Manufacturer vs. Consumer Subsidy with Green Technology Investment and Environmental Concern

Abstract This paper analyzes the effect of environmental subsidies on the incentives of investing in emission-reducing technologies in manufacturing amid the environmental concerns of consumers. The study adopts a game theoretical approach with respect to the interactions of environmental subsidy policies, emissions abatement and other decisions between the government and manufacturer(s). We examine and compare two environmental subsidy policies, namely, consumer and manufacturer subsidies, and find that the former yields a lower abatement and higher consumption quantity than the latter by focusing on consumption quantity instead of production emissions abatement.
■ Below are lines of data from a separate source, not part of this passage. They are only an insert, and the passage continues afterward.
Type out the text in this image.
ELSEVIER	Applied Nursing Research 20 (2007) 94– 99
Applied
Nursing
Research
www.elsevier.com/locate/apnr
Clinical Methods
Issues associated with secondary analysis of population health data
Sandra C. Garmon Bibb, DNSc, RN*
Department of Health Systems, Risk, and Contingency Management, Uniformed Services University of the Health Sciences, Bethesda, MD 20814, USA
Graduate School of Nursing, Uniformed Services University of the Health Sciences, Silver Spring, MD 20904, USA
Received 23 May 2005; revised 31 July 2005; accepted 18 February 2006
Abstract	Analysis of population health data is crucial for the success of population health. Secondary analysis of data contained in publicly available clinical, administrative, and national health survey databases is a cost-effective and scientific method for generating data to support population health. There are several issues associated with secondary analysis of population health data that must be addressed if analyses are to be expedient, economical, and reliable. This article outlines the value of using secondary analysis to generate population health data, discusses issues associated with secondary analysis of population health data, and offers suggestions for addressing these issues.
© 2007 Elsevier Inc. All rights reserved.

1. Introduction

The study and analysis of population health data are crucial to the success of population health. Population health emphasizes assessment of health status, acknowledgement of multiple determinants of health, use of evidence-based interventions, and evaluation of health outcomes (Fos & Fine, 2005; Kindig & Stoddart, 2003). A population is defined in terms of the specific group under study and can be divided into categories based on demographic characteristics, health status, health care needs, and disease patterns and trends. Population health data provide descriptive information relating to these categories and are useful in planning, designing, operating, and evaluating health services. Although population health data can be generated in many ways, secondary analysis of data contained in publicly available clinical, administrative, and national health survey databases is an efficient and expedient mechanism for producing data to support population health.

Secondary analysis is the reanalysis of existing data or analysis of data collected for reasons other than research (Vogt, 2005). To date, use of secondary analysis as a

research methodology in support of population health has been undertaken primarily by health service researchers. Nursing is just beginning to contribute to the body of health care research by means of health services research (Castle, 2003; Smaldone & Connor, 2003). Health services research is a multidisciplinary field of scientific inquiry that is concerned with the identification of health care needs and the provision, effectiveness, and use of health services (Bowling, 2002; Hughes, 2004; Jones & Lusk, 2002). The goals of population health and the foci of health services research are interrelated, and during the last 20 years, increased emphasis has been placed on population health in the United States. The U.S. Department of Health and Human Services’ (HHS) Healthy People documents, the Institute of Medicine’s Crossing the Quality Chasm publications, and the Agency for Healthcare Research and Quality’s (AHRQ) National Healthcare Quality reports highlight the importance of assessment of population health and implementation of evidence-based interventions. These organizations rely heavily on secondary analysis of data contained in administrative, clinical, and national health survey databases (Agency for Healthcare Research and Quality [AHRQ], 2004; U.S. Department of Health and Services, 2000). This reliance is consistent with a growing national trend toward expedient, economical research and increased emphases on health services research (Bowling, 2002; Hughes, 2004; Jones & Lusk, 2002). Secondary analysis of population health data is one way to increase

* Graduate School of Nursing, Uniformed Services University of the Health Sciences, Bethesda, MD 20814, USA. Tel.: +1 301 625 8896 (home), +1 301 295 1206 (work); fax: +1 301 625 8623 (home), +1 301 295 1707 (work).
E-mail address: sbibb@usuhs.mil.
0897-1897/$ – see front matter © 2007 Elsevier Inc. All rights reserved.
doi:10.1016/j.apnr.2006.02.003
The manufacturer takes advantage of the consumer subsidy to increase its profits by increasing its production quantity and setting a high price simultaneously. We also show that the manufacturer's practice of taking advantage of the consumer subsidy presents a higher financial burden for the government than under the manufacturer subsidy. Besides, the consumer subsidy results in higher net emissions than the manufacturer subsidy due to the larger production quantity and lower abatement level under this policy. Despite the result of higher emissions, the consumer subsidy generates a higher social welfare compared to the manufacturer subsidy given that the former can lead to a larger quantity supply and profit for the manufacturer. We also extend the base model to multiple other cases to check the robustness of our results and find that our main results still hold qualitatively in these extensions.